Francisco Pombo, Marina Mendes, Pedro Lopes, Mari Mesquita
Introdução: A doença de Lyme é uma doença transmitida pela carraça, causada por espécies da espiroqueta Borrelia, podendo ter manifestações multissistémicas.
Caso Clínico: Homem de 90 anos, com antecedentes patológicos de silicose e doença cerebrovascular, dependência ligeira nas atividades de vida diária, recorreu ao serviço de urgência por febre, queixas de tonturas / desequilíbrio e artralgias de ritmo misto dos dedos de ambas as mãos. O doente não apresentava história de viagens recentes, contacto com indivíduos doentes ou com animais, embora com presença de cão no domicílio. Sem alterações particulares ao exame objetivo, nomeadamente artrite ou défices neurológicos focais / sinais meníngeos.

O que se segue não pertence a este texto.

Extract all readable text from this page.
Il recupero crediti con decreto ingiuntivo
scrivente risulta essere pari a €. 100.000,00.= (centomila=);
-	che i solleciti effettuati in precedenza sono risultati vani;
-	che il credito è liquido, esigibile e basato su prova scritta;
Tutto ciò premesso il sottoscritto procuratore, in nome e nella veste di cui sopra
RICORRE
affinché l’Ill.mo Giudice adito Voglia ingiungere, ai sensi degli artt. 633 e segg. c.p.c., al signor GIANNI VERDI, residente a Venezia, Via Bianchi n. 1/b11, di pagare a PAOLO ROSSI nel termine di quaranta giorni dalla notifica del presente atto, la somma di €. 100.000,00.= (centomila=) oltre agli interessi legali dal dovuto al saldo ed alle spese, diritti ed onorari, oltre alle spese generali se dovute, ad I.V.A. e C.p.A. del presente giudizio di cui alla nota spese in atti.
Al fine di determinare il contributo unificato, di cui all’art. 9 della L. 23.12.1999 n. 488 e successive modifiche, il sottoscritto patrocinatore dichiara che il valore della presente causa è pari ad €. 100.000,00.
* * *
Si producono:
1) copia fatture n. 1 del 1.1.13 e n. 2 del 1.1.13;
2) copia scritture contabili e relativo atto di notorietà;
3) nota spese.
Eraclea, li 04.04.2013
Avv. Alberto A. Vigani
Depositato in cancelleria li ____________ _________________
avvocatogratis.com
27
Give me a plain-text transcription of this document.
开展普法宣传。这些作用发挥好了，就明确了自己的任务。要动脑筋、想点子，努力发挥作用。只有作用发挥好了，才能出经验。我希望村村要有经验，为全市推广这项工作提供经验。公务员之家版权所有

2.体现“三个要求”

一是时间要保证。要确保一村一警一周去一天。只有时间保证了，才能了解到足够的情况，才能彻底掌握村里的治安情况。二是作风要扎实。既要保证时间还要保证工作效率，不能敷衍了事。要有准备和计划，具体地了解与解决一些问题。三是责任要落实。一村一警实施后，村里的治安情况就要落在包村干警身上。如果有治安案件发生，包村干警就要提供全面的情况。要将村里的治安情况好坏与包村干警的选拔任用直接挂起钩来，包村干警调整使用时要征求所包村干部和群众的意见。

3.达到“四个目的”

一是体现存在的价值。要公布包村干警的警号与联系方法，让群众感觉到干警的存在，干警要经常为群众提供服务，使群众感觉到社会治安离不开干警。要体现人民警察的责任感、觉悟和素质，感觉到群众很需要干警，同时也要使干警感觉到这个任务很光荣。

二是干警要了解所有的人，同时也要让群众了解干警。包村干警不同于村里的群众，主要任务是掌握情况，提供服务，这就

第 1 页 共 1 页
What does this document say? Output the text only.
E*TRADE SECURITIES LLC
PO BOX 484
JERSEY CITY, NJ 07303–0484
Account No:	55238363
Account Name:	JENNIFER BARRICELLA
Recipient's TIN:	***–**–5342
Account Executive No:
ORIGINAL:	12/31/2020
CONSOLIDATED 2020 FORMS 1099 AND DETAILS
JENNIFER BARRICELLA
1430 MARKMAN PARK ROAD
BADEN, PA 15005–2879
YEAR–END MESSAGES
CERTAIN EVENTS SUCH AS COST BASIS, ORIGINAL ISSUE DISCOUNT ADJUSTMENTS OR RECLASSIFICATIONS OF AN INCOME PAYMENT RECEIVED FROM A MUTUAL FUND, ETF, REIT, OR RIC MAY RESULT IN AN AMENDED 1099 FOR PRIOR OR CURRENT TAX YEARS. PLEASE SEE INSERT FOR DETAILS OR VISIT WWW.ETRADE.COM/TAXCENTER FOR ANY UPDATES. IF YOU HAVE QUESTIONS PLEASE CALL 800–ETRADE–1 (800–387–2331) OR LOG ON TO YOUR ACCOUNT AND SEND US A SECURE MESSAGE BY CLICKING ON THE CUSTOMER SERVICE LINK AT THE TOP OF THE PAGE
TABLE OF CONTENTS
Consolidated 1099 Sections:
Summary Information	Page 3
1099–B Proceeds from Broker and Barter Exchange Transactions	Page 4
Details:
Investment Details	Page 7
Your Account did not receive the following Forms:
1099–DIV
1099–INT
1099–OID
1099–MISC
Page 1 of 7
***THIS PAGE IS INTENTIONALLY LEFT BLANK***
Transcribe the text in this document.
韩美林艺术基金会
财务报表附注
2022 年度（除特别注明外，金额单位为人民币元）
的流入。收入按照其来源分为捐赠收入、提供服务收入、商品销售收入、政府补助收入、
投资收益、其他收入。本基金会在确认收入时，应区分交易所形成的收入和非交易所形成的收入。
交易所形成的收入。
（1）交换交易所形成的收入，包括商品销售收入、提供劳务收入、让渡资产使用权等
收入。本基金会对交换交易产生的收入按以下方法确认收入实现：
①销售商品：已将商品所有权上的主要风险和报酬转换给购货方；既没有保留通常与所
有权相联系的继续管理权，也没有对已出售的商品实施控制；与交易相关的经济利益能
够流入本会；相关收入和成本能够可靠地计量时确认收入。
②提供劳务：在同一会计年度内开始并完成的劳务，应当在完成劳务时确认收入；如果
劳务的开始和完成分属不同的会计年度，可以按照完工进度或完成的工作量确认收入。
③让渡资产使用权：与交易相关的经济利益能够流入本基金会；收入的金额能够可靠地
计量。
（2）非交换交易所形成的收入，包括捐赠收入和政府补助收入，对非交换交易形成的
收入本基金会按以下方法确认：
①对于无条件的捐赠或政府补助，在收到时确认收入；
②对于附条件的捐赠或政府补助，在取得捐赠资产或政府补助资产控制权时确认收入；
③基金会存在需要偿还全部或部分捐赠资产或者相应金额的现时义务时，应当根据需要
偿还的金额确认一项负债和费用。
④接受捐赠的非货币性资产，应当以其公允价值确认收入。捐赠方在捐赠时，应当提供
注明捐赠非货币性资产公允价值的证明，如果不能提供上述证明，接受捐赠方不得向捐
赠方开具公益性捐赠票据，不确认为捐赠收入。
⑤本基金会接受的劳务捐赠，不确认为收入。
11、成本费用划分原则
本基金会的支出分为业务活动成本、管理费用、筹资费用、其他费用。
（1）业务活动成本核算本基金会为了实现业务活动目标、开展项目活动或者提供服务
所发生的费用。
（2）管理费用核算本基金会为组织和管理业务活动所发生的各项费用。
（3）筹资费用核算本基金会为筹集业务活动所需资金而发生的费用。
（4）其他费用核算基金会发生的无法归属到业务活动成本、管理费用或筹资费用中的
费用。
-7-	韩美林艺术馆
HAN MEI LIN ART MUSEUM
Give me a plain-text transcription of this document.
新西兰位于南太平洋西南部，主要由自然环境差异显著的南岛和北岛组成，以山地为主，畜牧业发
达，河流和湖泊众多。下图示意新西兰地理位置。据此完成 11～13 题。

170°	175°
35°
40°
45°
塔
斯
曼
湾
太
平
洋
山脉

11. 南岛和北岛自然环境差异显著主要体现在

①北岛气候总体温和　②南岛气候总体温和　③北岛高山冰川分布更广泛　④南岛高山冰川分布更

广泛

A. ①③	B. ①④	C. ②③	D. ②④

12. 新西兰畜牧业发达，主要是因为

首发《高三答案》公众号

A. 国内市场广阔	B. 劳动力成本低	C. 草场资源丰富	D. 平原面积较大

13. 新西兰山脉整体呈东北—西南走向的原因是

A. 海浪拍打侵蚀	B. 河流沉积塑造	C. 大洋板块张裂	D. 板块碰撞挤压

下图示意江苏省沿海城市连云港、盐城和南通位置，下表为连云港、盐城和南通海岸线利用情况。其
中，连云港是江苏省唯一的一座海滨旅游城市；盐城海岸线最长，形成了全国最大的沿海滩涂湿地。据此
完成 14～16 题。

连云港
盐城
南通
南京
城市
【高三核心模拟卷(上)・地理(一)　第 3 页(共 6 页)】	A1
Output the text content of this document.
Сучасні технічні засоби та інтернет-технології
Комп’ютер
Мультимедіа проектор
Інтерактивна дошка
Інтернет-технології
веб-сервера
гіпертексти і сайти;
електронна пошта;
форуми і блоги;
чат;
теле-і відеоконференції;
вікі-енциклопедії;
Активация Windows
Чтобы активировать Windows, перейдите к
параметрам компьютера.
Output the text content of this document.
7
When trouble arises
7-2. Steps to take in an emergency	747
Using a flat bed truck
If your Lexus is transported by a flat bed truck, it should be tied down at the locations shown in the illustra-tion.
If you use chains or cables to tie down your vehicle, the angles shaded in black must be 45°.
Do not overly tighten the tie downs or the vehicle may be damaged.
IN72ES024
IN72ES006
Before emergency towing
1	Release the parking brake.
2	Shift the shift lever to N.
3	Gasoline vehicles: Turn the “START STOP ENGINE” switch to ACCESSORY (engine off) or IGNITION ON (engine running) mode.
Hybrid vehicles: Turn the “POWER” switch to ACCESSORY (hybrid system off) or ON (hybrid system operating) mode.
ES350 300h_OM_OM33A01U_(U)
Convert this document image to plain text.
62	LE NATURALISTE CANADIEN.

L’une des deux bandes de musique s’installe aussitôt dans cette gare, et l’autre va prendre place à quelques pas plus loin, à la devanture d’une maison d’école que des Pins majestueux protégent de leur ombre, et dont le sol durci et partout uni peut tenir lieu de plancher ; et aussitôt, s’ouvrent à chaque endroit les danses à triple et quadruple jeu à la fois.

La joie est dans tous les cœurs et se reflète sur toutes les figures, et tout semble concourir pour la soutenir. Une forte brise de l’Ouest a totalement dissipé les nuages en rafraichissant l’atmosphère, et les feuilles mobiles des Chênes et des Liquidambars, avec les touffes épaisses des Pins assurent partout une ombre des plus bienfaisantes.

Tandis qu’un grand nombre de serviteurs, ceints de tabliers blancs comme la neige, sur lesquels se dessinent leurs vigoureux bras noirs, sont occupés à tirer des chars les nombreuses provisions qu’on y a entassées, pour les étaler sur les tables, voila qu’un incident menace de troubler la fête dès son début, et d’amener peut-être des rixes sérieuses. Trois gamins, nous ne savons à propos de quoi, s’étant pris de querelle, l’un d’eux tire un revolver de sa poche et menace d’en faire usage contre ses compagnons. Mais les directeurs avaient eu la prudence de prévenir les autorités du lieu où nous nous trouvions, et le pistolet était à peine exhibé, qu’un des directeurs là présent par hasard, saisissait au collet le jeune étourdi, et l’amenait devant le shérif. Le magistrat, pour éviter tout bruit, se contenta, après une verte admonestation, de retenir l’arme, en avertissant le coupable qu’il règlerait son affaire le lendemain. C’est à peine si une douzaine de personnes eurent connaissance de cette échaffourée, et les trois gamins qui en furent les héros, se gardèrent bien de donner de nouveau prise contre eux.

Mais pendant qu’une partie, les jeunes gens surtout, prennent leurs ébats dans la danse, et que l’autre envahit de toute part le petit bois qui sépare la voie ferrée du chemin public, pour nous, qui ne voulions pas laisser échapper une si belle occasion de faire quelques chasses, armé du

Do estudo efetuado salienta-se elevação marcada dos parâmetros inflamatórios, radiografia torácica e exame sumário de urina sem alterações; realizada punção lombar com líquido cefalorraquidiano claro e sem alterações do estudo citobioquímico. Efetuado TC crânio-encefálico que não demonstrou alterações de relevo, tendo sido internado no serviço de Medicina Interna.
No internamento manteve febre e artralgias de ritmo misto, com discreto edema associado. Do estudo realizado destaca-se: eletroforese de proteínas séricas, imunoglobulinas, anticorpos anti-dsDNA, anti-ENA, ANCA, anti-CCP e fator reumatóide negativos, serologias VIH, VHC e VHB não reativas. Colhidos 2 sets de hemoculturas, que se mostraram estéreis. Efetuada serologia de Borrelia burgdorferi IgM que foi positiva. Procedeu-se a confirmação deste exame com recurso a Imunoblott, o qual foi igualmente positivo. A pesquisa de anticorpos de Borrelia no líquido cefalorraquidiano foi negativa. O doente não apresentava lesões cutâneas ao exame objetivo do tegumento. Assumida, portanto, doença de Lyme, sem meningite ou encefalite, pelo que iniciou doxiciclina 100mg que cumpriu durante 28 dias, tendo assistido a resolução da febre e normalização dos parâmetros inflamatórios.
Discussão: As manifestações clínicas da doença de Lyme podem ser divididas em três fases distintas: precoce localizada, precoce disseminada e tardia. Neste caso a doença encontrava-se na segunda fase com síndrome febril, encefalopatia e artralgias. Este caso demonstra a importância de Doença de Lyme como diagnóstico diferencial, mesmo num doente sem contexto epidemiológico inequívoco.